MVIAA Champions
- Conference: MVIAA
- Record: 18–6 (6–0 MVIAA)
- Head coach: Phog Allen (1st season);
- Captain: George McCune
- Home arena: Robinson Gymnasium

= 1907–08 Kansas Jayhawks men's basketball team =

American college basketball season

The 1907–08 Kansas Jayhawks men's basketball team represented the University of Kansas in its tenth season of collegiate basketball, and its first in the newly formed Missouri Valley Intercollegiate Athletic Association, or MVIAA. After finishing 6–0 in the MVIAA, the Jayhawks won the MVIAA Conference Championship, their first conference championship. The head coach was Phog Allen, serving in his first year of his first tenure. The Jayhawks finished the season 18–6. Following a 19–11 defeat of William Jewell, the Jayhawks had a winning all-time record for the first time.

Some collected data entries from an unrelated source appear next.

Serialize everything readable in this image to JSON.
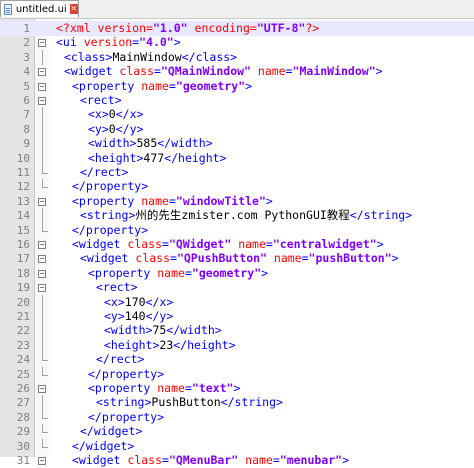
{
  "tab": {
    "label": "untitled.ui",
    "close": "×"
  },
  "colors": {
    "tag": "#0000ff",
    "attr": "#ff0000",
    "value": "#8000ff",
    "text": "#000000",
    "gutter": "#e4e4e4",
    "current_line": "#e8e8ff"
  },
  "lines": [
    {
      "n": "1",
      "indent": 0,
      "fold": "",
      "parts": [
        [
          "pi",
          "<?xml "
        ],
        [
          "attr",
          "version"
        ],
        [
          "pi",
          "="
        ],
        [
          "val",
          "\"1.0\""
        ],
        [
          "pi",
          " "
        ],
        [
          "attr",
          "encoding"
        ],
        [
          "pi",
          "="
        ],
        [
          "val",
          "\"UTF-8\""
        ],
        [
          "pi",
          "?>"
        ]
      ]
    },
    {
      "n": "2",
      "indent": 0,
      "fold": "minus",
      "parts": [
        [
          "tag",
          "<ui "
        ],
        [
          "attr",
          "version"
        ],
        [
          "tag",
          "="
        ],
        [
          "val",
          "\"4.0\""
        ],
        [
          "tag",
          ">"
        ]
      ]
    },
    {
      "n": "3",
      "indent": 1,
      "fold": "",
      "parts": [
        [
          "tag",
          "<class>"
        ],
        [
          "txt",
          "MainWindow"
        ],
        [
          "tag",
          "</class>"
        ]
      ]
    },
    {
      "n": "4",
      "indent": 1,
      "fold": "minus",
      "parts": [
        [
          "tag",
          "<widget "
        ],
        [
          "attr",
          "class"
        ],
        [
          "tag",
          "="
        ],
        [
          "val",
          "\"QMainWindow\""
        ],
        [
          "tag",
          " "
        ],
        [
          "attr",
          "name"
        ],
        [
          "tag",
          "="
        ],
        [
          "val",
          "\"MainWindow\""
        ],
        [
          "tag",
          ">"
        ]
      ]
    },
    {
      "n": "5",
      "indent": 2,
      "fold": "minus",
      "parts": [
        [
          "tag",
          "<property "
        ],
        [
          "attr",
          "name"
        ],
        [
          "tag",
          "="
        ],
        [
          "val",
          "\"geometry\""
        ],
        [
          "tag",
          ">"
        ]
      ]
    },
    {
      "n": "6",
      "indent": 3,
      "fold": "minus",
      "parts": [
        [
          "tag",
          "<rect>"
        ]
      ]
    },
    {
      "n": "7",
      "indent": 4,
      "fold": "",
      "parts": [
        [
          "tag",
          "<x>"
        ],
        [
          "txt",
          "0"
        ],
        [
          "tag",
          "</x>"
        ]
      ]
    },
    {
      "n": "8",
      "indent": 4,
      "fold": "",
      "parts": [
        [
          "tag",
          "<y>"
        ],
        [
          "txt",
          "0"
        ],
        [
          "tag",
          "</y>"
        ]
      ]
    },
    {
      "n": "9",
      "indent": 4,
      "fold": "",
      "parts": [
        [
          "tag",
          "<width>"
        ],
        [
          "txt",
          "585"
        ],
        [
          "tag",
          "</width>"
        ]
      ]
    },
    {
      "n": "10",
      "indent": 4,
      "fold": "",
      "parts": [
        [
          "tag",
          "<height>"
        ],
        [
          "txt",
          "477"
        ],
        [
          "tag",
          "</height>"
        ]
      ]
    },
    {
      "n": "11",
      "indent": 3,
      "fold": "end",
      "parts": [
        [
          "tag",
          "</rect>"
        ]
      ]
    },
    {
      "n": "12",
      "indent": 2,
      "fold": "end",
      "parts": [
        [
          "tag",
          "</property>"
        ]
      ]
    },
    {
      "n": "13",
      "indent": 2,
      "fold": "minus",
      "parts": [
        [
          "tag",
          "<property "
        ],
        [
          "attr",
          "name"
        ],
        [
          "tag",
          "="
        ],
        [
          "val",
          "\"windowTitle\""
        ],
        [
          "tag",
          ">"
        ]
      ]
    },
    {
      "n": "14",
      "indent": 3,
      "fold": "",
      "parts": [
        [
          "tag",
          "<string>"
        ],
        [
          "txt",
          "州的先生zmister.com PythonGUI教程"
        ],
        [
          "tag",
          "</string>"
        ]
      ]
    },
    {
      "n": "15",
      "indent": 2,
      "fold": "end",
      "parts": [
        [
          "tag",
          "</property>"
        ]
      ]
    },
    {
      "n": "16",
      "indent": 2,
      "fold": "minus",
      "parts": [
        [
          "tag",
          "<widget "
        ],
        [
          "attr",
          "class"
        ],
        [
          "tag",
          "="
        ],
        [
          "val",
          "\"QWidget\""
        ],
        [
          "tag",
          " "
        ],
        [
          "attr",
          "name"
        ],
        [
          "tag",
          "="
        ],
        [
          "val",
          "\"centralwidget\""
        ],
        [
          "tag",
          ">"
        ]
      ]
    },
    {
      "n": "17",
      "indent": 3,
      "fold": "minus",
      "parts": [
        [
          "tag",
          "<widget "
        ],
        [
          "attr",
          "class"
        ],
        [
          "tag",
          "="
        ],
        [
          "val",
          "\"QPushButton\""
        ],
        [
          "tag",
          " "
        ],
        [
          "attr",
          "name"
        ],
        [
          "tag",
          "="
        ],
        [
          "val",
          "\"pushButton\""
        ],
        [
          "tag",
          ">"
        ]
      ]
    },
    {
      "n": "18",
      "indent": 4,
      "fold": "minus",
      "parts": [
        [
          "tag",
          "<property "
        ],
        [
          "attr",
          "name"
        ],
        [
          "tag",
          "="
        ],
        [
          "val",
          "\"geometry\""
        ],
        [
          "tag",
          ">"
        ]
      ]
    },
    {
      "n": "19",
      "indent": 5,
      "fold": "minus",
      "parts": [
        [
          "tag",
          "<rect>"
        ]
      ]
    },
    {
      "n": "20",
      "indent": 6,
      "fold": "",
      "parts": [
        [
          "tag",
          "<x>"
        ],
        [
          "txt",
          "170"
        ],
        [
          "tag",
          "</x>"
        ]
      ]
    },
    {
      "n": "21",
      "indent": 6,
      "fold": "",
      "parts": [
        [
          "tag",
          "<y>"
        ],
        [
          "txt",
          "140"
        ],
        [
          "tag",
          "</y>"
        ]
      ]
    },
    {
      "n": "22",
      "indent": 6,
      "fold": "",
      "parts": [
        [
          "tag",
          "<width>"
        ],
        [
          "txt",
          "75"
        ],
        [
          "tag",
          "</width>"
        ]
      ]
    },
    {
      "n": "23",
      "indent": 6,
      "fold": "",
      "parts": [
        [
          "tag",
          "<height>"
        ],
        [
          "txt",
          "23"
        ],
        [
          "tag",
          "</height>"
        ]
      ]
    },
    {
      "n": "24",
      "indent": 5,
      "fold": "end",
      "parts": [
        [
          "tag",
          "</rect>"
        ]
      ]
    },
    {
      "n": "25",
      "indent": 4,
      "fold": "end",
      "parts": [
        [
          "tag",
          "</property>"
        ]
      ]
    },
    {
      "n": "26",
      "indent": 4,
      "fold": "minus",
      "parts": [
        [
          "tag",
          "<property "
        ],
        [
          "attr",
          "name"
        ],
        [
          "tag",
          "="
        ],
        [
          "val",
          "\"text\""
        ],
        [
          "tag",
          ">"
        ]
      ]
    },
    {
      "n": "27",
      "indent": 5,
      "fold": "",
      "parts": [
        [
          "tag",
          "<string>"
        ],
        [
          "txt",
          "PushButton"
        ],
        [
          "tag",
          "</string>"
        ]
      ]
    },
    {
      "n": "28",
      "indent": 4,
      "fold": "end",
      "parts": [
        [
          "tag",
          "</property>"
        ]
      ]
    },
    {
      "n": "29",
      "indent": 3,
      "fold": "end",
      "parts": [
        [
          "tag",
          "</widget>"
        ]
      ]
    },
    {
      "n": "30",
      "indent": 2,
      "fold": "end",
      "parts": [
        [
          "tag",
          "</widget>"
        ]
      ]
    },
    {
      "n": "31",
      "indent": 2,
      "fold": "minus",
      "parts": [
        [
          "tag",
          "<widget "
        ],
        [
          "attr",
          "class"
        ],
        [
          "tag",
          "="
        ],
        [
          "val",
          "\"QMenuBar\""
        ],
        [
          "tag",
          " "
        ],
        [
          "attr",
          "name"
        ],
        [
          "tag",
          "="
        ],
        [
          "val",
          "\"menubar\""
        ],
        [
          "tag",
          ">"
        ]
      ]
    }
  ]
}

The Jayhawks haven't had a losing all-time record since.

==Roster==
- Ralph Bergen
- Louis Larson
- George McCune
- Milton Miller
- William Miller
- Roger Peard
- Paul Wohler
- Earl Woodward

==Schedule==

| Date time, TV | Opponent | Result | Record | Site city, state |
| Dec. 13, 1907* | Ottawa (KS) | W 62–22 | 1–0 | Robinson Gymnasium Lawrence, Kansas |
| Dec. 19, 1907* | at Ottawa (KS) | L 33–39 | 1–1 | Ottawa, Kansas |
| Dec. 20, 1907* | at Newton YMCA | W 37–32 | 2–1 | Newton, Kansas |
| Dec. 21, 1907* | at Newton YMCA | W 39–32 | 3–1 | Newton, Kansas |
| Jan. 10, 1908* | at William Jewell | L 16–27 | 3–2 | Liberty, Missouri |
| Jan. 17, 1908* | Nebraska | L 17–20 | 3–3 | Robinson Gymnasium Lawrence, Kansas |
| Jan. 18, 1908* | Nebraska | L 21–23 | 3–4 | Robinson Gymnasium Lawrence, Kansas |
| Jan. 20, 1908* | Nome (AK) | L 28–34 | 3–5 | Robinson Gymnasium Lawrence, Kansas |
| Jan. 24, 1908* | Newton YMCA | W 26–25 | 4–5 | Robinson Gymnasium Lawrence, Kansas |
| Jan. 25, 1908* | Kansas City AC | W 25–16 | 5–5 | Robinson Gymnasium Lawrence, Kansas |
| Jan. 31, 1908* | Kansas State Sunflower Showdown | W 50–12 | 6–5 | Robinson Gymnasium Lawrence, Kansas |
| Feb. 1, 1908* | at Washburn | W 19–17 | 7–5 | Topeka, Kansas |
| Feb. 4, 1908 | Missouri Border War | W 21–20 | 8–5 | Robinson Gymnasium Lawrence, Kansas |
| Feb. 5, 1908 | Missouri Border War | W 24–18 | 9–5 | Robinson Gymnasium Lawrence, Kansas |
| Feb. 8, 1908* | Washburn | W 39–15 | 10–5 | Robinson Gymnasium Lawrence, Kansas |
| Feb. 10, 1908* | William Jewell | W 19–11 | 11–5 | Robinson Gymnasium Lawrence, Kansas |
| Feb. 14, 1908* | at Kansas City AC | W 34–32 | 12–5 | Club House Kansas City, Missouri |
| Feb. 15, 1908* | at Warrensburg | W 34–16 | 13–5 | Warrensburg, Missouri |
| Feb. 17, 1908 | at Missouri | W 30–19 | 14–5 | Columbia, Missouri |
| Feb. 18, 1908 | at Missouri Border War | W 26–22 | 15–5 | Rothwell Gymnasium Columbia, Missouri |
| Feb. 19, 1908* | at Des Moines YMCA | L 17–34 | 15–6 | The Shed Des Moines, Iowa |
| Feb. 20, 1908* | at Iowa State | W 53–35 | 16–6 | Ames, Iowa |
| Feb. 21, 1908 | at Nebraska | W 28–26 | 17–6 | Grant Memorial Hall Lincoln, Nebraska |
| Feb. 22, 1908 | at Nebraska | W 28–25 | 18–6 | Grant Memorial Hall Lincoln, Nebraska |
*Non-conference game. ^{#}Rankings from AP Poll. (#) Tournament seedings in parentheses. All times are in Central Standard Time.